Esse ataque não ocorre porque essas células possuem uma imunidade nata. Elas se protegem através da vacina contra o sarampo. Nas células cancerosas, por outro lado, essa imunidade é defeituosa, o que as deixa vulneráveis ao ataque do vírus. Pesquisadores acreditam que o uso de um vírus modificado do sarampo é tão seguro quanto a própria vacina contra essa doença, aplicada há decádas.
Vírus modificados
Os vírus são modificados em processos de engenharia genética. Pesquisadores conhecem, principalmente, as informações genéticas essenciais de vírus bem difundidos e conseguem modificá-las. "Uma das modificações mais comum consiste em incorporar os chamados marcadores genéticos no genoma do vírus", revela Lauer.
Após uma infecção, os marcadores genéticos serão convertidos em proteínas marcadoras. Elas dão sinais que podem ser visualizados em microscópio ou são medidos em exame de sangue. Assim, os pesquisadores sabem se um agente infeccioso está presente no corpo do paciente, em qual quantidade e por quanto tempo.
Além disso, é possível também munir os vírus com genes suicidas. Neste processo, proteínas adicionais são produzidas artificialmente em células doentes. Elas reforçam a morte dessas células e também provocam a morte de outras células cancerosas que ainda têm um nível baixo de infecção.
Outra abordagem consiste em embalar nos agentes infecciosos genes que estimulem o sistema imunológico contra as células cancerosas. "Todas essas mudanças devem reforçar a eficiência do vírus e possibilitar sua melhor observação", diz Lauer.
Riscos e efeitos colaterais
Em pacientes já vacinados na infância contra sarampo e que recebem novamente o vírus após o diagnóstico de câncer, a resposta imunológica é significativamente estimulada. Quando o vírus desintegra apenas uma célula cancerosa, ele libera não apenas componentes virais, mas também componentes do tumor.

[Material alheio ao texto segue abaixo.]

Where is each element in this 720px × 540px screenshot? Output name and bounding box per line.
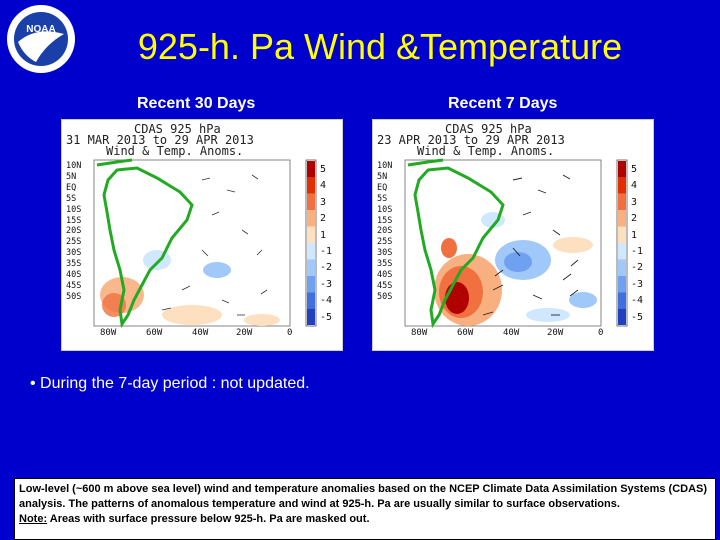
- map-head-title: CDAS 925 hPa: [445, 122, 532, 136]
- lat-label: 30S: [377, 248, 393, 259]
- lon-label: 0: [287, 328, 293, 338]
- lat-label: 40S: [377, 270, 393, 281]
- footnote-text: Low-level (~600 m above sea level) wind …: [19, 483, 708, 510]
- map-head-title: CDAS 925 hPa: [134, 122, 221, 136]
- lat-label: 5S: [66, 193, 77, 204]
- panel-label-7-days: Recent 7 Days: [448, 95, 558, 112]
- page-title: 925-h. Pa Wind &Temperature: [137, 26, 623, 67]
- lat-label: 20S: [66, 226, 82, 237]
- scale-label: -5: [320, 312, 333, 323]
- noaa-logo: NOAA: [6, 4, 76, 74]
- scale-label: 5: [320, 164, 327, 175]
- lat-label: 45S: [66, 280, 82, 291]
- lon-label: 60W: [146, 328, 163, 338]
- scale-label: 4: [320, 180, 327, 191]
- lat-label: EQ: [377, 182, 388, 193]
- scale-label: -3: [631, 279, 644, 290]
- lat-label: 50S: [377, 291, 393, 302]
- map-head-subtitle: Wind & Temp. Anoms.: [106, 144, 244, 158]
- lat-label: 35S: [66, 259, 82, 270]
- lat-label: 10S: [377, 204, 393, 215]
- lon-label: 20W: [236, 328, 253, 338]
- lat-label: 10S: [66, 204, 82, 215]
- scale-label: -1: [320, 246, 333, 257]
- footnote-box: Low-level (~600 m above sea level) wind …: [14, 478, 716, 540]
- scale-label: -2: [320, 262, 333, 273]
- lon-label: 40W: [503, 328, 520, 338]
- scale-label: -5: [631, 312, 644, 323]
- lat-label: 25S: [377, 237, 393, 248]
- anomaly-map-7-days: [404, 158, 628, 329]
- lat-label: 10N: [377, 161, 393, 171]
- scale-label: 3: [631, 197, 638, 208]
- panel-label-30-days: Recent 30 Days: [137, 95, 256, 112]
- lat-label: 20S: [377, 226, 393, 237]
- lat-labels: 10N 5N EQ 5S 10S 15S 20S 25S 30S 35S 40S…: [66, 161, 81, 303]
- map-panel-7-days: CDAS 925 hPa 23 APR 2013 to 29 APR 2013 …: [372, 119, 654, 351]
- lat-label: 50S: [66, 291, 82, 302]
- lat-label: 15S: [66, 215, 82, 226]
- scale-label: 3: [320, 197, 327, 208]
- lat-labels: 10N 5N EQ 5S 10S 15S 20S 25S 30S 35S 40S…: [377, 161, 392, 303]
- svg-text:NOAA: NOAA: [26, 24, 55, 35]
- scale-label: -1: [631, 246, 644, 257]
- scale-label: -4: [631, 295, 644, 306]
- lat-label: 45S: [377, 280, 393, 291]
- map-panel-30-days: CDAS 925 hPa 31 MAR 2013 to 29 APR 2013 …: [61, 119, 343, 351]
- anomaly-map-30-days: [93, 158, 317, 329]
- map-head-dates: 31 MAR 2013 to 29 APR 2013: [66, 133, 254, 147]
- lat-label: 35S: [377, 259, 393, 270]
- lon-label: 40W: [192, 328, 209, 338]
- lat-label: 5N: [377, 171, 388, 182]
- scale-label: -4: [320, 295, 333, 306]
- scale-label: 5: [631, 164, 638, 175]
- note-label: Note:: [19, 513, 48, 525]
- lat-label: EQ: [66, 182, 77, 193]
- lat-label: 40S: [66, 270, 82, 281]
- note-text: Areas with surface pressure below 925-h.…: [47, 513, 370, 525]
- map-head-dates: 23 APR 2013 to 29 APR 2013: [377, 133, 565, 147]
- scale-label: -3: [320, 279, 333, 290]
- lon-label: 0: [598, 328, 604, 338]
- lat-label: 15S: [377, 215, 393, 226]
- map-head-subtitle: Wind & Temp. Anoms.: [417, 144, 555, 158]
- lat-label: 5S: [377, 193, 388, 204]
- lon-label: 80W: [411, 328, 428, 338]
- scale-label: 2: [320, 213, 327, 224]
- lon-label: 80W: [100, 328, 117, 338]
- lon-label: 60W: [457, 328, 474, 338]
- lat-label: 5N: [66, 171, 77, 182]
- lon-label: 20W: [547, 328, 564, 338]
- lat-label: 30S: [66, 248, 82, 259]
- lat-label: 10N: [66, 161, 82, 171]
- scale-label: -2: [631, 262, 644, 273]
- bullet-text: • During the 7-day period : not updated.: [30, 375, 310, 392]
- scale-label: 2: [631, 213, 638, 224]
- scale-label: 1: [320, 230, 327, 241]
- lat-label: 25S: [66, 237, 82, 248]
- scale-label: 1: [631, 230, 638, 241]
- scale-label: 4: [631, 180, 638, 191]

Essa mistura age como um forte estimulante do sistema imunológico, que passa a reconhecer bem proteínas virais e também proteínas das células doentes, conta Lauer. "O efeito positivo é o reforço, a estimulação do sistema imunológico contra o tumor. Em pacientes vacinados, pode ocorrer de o vírus contra o câncer ser interceptado e não chegar às células cancerosas. Para comprovar essa hipótese, foi programado o aumento das doses no estudo clínico", revela. É provável que uma dose maior do vírus possa vencer essa primeira onda da resposta imunológica.
Segundo Lauer, pacientes que estão sendo tratados com vírus oncolíticos são principalmente pessoas que já fizeram radioterapia e quimioterapia. "Não foram observados perigos causados diretamente pelo vírus. Mas é claro que estamos ainda no início da pesquisa", afirma.
Os estudos feitos com pacientes de câncer são direcionados principalmente para identificar os possíveis riscos. "É preciso verificar como esses vírus são eliminados e se há um risco para médicos ou terceiros, por exemplo, familiares. Até agora isso não foi detectado, mas está sendo verificado", diz Lauer.
Desde 2012, Lauer trata no Hospital Universitário de Tübingen pacientes com câncer de peritônio que não podem ser operados. Ele aplica uma vacina contra a varíola geneticamente modificada diretamente no umbigo do paciente. Assim, os agentes infecciosos devem alcançam o tumor rapidamente. O pesquisador está convencido de que, no futuro, os vírus terão um papel importante em terapias contra o câncer.